AUTORIDAD DE LAS ESCRITURAS, CAMINO HACIA LA INTEGRIDAD INTELECTUAL

La sociedad actual piensa que someterse de manera absoluta a algo o alguien es un poco pasado de moda. Por tanto someterse a la autoridad absoluta de la Biblia suena un poco irracional. Y a los que creen o mejor dicho se someten a ella, se les califica como faltos de integridad intelectual o personas del medioevo.
Frente al discurso actual que promueve la no sumisión en todos los niveles de la vida y en momentos cuando todos buscan “libertad de” se hace necesario recordar que los cristianos tenemos que  estar sometidos a la palabra de Dios, sólo con ello mantendremos nuestra integridad intelectual o de contrario seremos arrastrados por la corriente de este mundo.
Para explicar mejor lo que se ha planteado se hace necesario formular la siguiente interrogante: ¿Qué significa integridad? Según el diccionario Columbus: “…Aquello a que no le falta ninguna de sus partes” o como dice el diccionario Rancés: “Que tiene todas sus partes. Probo, recto, honrado”. Además siguiendo el pensamiento del doctor John Stott se puede aseverar que la integridad implica armonía plenitud. Significa también coherencia entre lo que se piensa y lo que se vive (o se hace).
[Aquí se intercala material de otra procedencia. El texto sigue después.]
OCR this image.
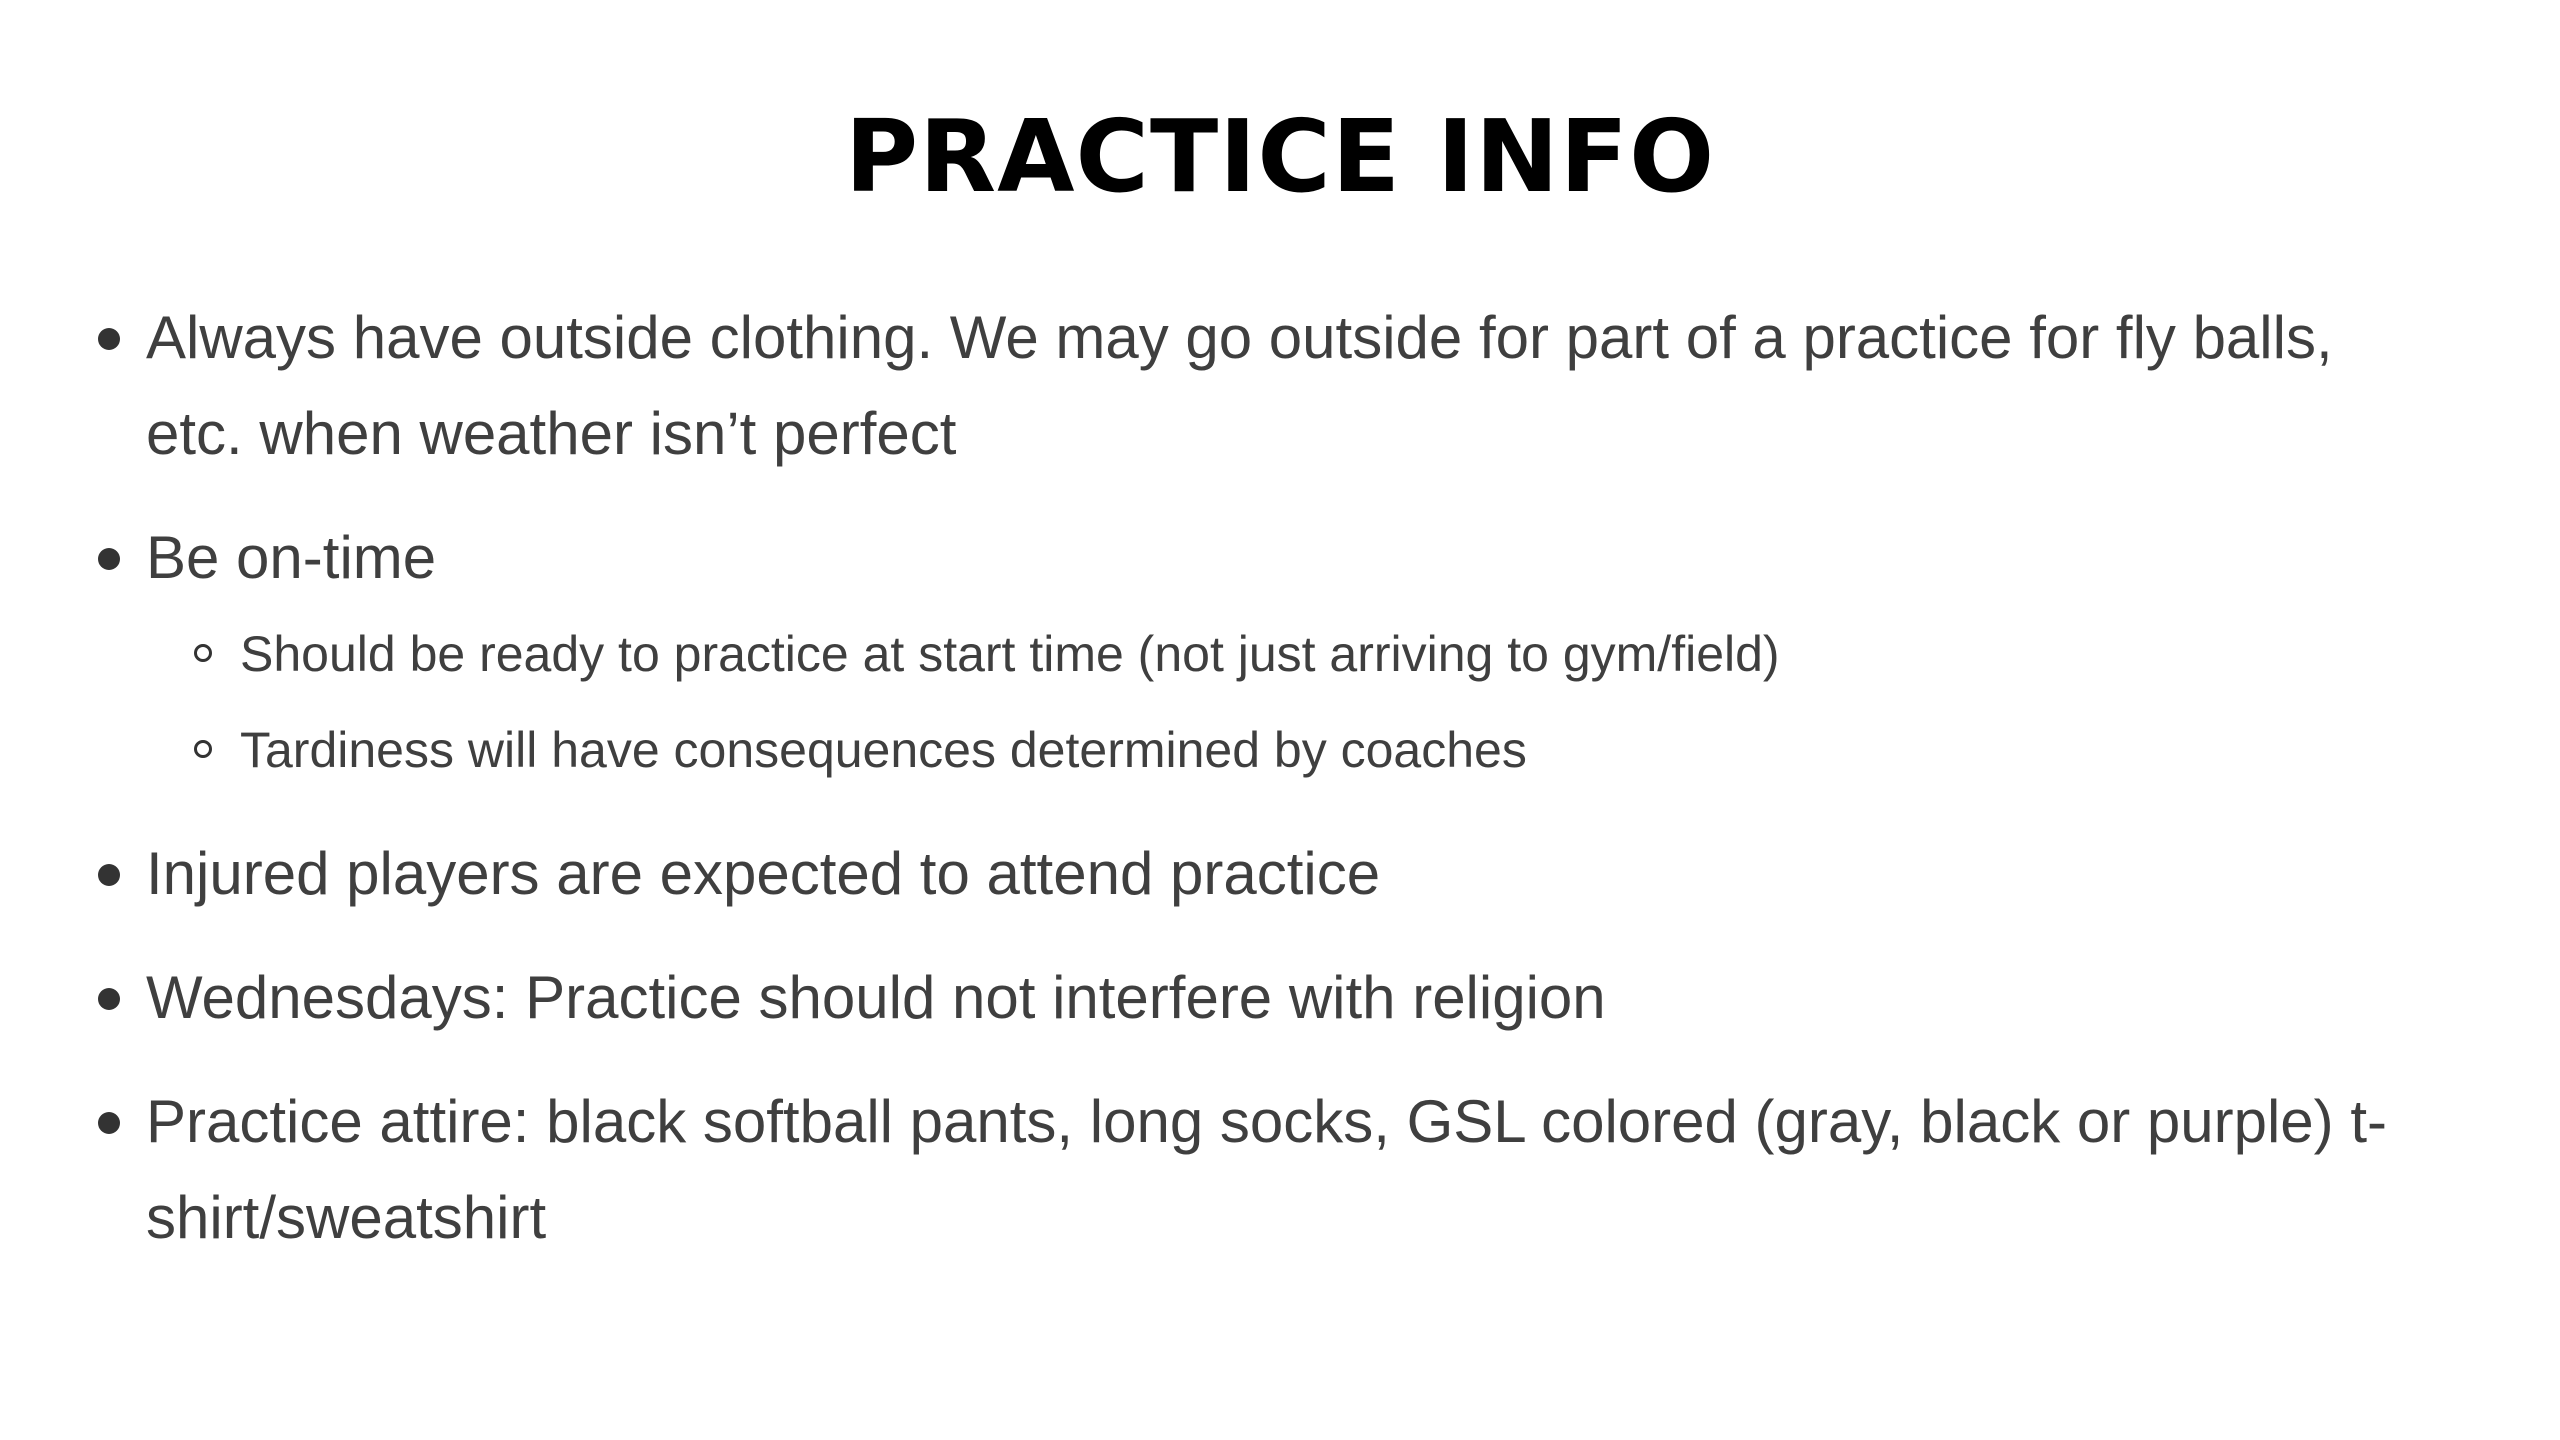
PRACTICE INFO
Always have outside clothing. We may go outside for part of a practice for fly balls, etc. when weather isn’t perfect
Be on-time
Should be ready to practice at start time (not just arriving to gym/field)
Tardiness will have consequences determined by coaches
Injured players are expected to attend practice
Wednesdays: Practice should not interfere with religion
Practice attire: black softball pants, long socks, GSL colored (gray, black or purple) t-shirt/sweatshirt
El cristiano confiesa que Jesús es su Señor y se somete a su autoridad, y esto es lo que da armonía a su vida. Le da integridad a su vida.
Cristo es el Señor de todo y eso es lo que nos da integridad. “Un cristiano integrado es aquél que está en paz consigo mismo: no hay en él una dicotomía entre sus creencias y su conducta. Por eso como dice el apóstol Pablo se hace necesario llevar “cautivo todo pensamiento para que se someta a Cristo” (2 Co. 10:5.  NVI). Se hace necesario encarnar las palabras emitidas por el doctor Lutero que a la letra dicen: “Mi conciencia está cautiva de la Palabra de Dios”
“La sumisión a las Escrituras es una parte inseparable de la sumisión a Jesús como Señor”. El cristiano no puede mostrar una sumisión selectiva. No se puede pasar por las páginas de la Escritura, al igual que se va a un jardín y uno selecciona sólo las flores de su agrado y luego desprecia o deja las que no son del gusto. Por tanto, una sumisión selectiva no es sumisión, por el contrario es la manifestación de “arrogancia e inmadurez”. ¡Dios nos exige una sumisión absoluta!
John Stott Todos creen que Dios es amor, sin embargo cuando uno observa los desastres naturales , o una desgracia es difícil de seguir creyendo que Dios sea amor. Es difícil entender. Es más probable que haya una lucha en entender este asunto sin embargo esto no lleva ni autoriza para ignorar que Dios es amor.
Los problemas están ahí, uno piensa, lucha, lamenta, consulta a los pastores y libros un poco se nos aclara, pero como cristianos tenemos que seguir creyendo en el amor de Dios, a pesar de los problemas. Y es la misma manera de cómo debemos tratar también con los asuntos de la Biblia. Muchas veces tendremos que decir no entiendo como es, pero así lo dice y por tanto hay que respetar su autoridad. No se sugiere una flojera o superficialidad en el estudio bíblico, sino lo que se quiere decir es, que  después de todo un esfuerzo por comprender con humildad sobre las rodillas y en oración y con una  intensidad de análisis, estudio e investigación se tiene que seguir aceptando su autoridad absoluta.

Si conocemos mas y mas a Dios y a sus perfectos atributos, Entonces comprenderemos que el está en control del universo.
Los cristianos en este tiempo posmoderno “tenemos que atrevernos a ser tenidos por necios en este mundo” y hasta cierto punto la locura y la ofensa de nuestra sumisión a la Palabra sigue siendo la elección más sabia en el mundo actual. De esa manera podemos decir junto con el salmista David: “Quiero cantar al amor y a la justicia: quiero Señor cantarte Salmos. Quiero triunfar en el camino de la perfección… quiero conducirme en mi propia casa con integridad de corazón. No me pondré nada en que haya perversidad” (Sal. 101:1-3 NVI).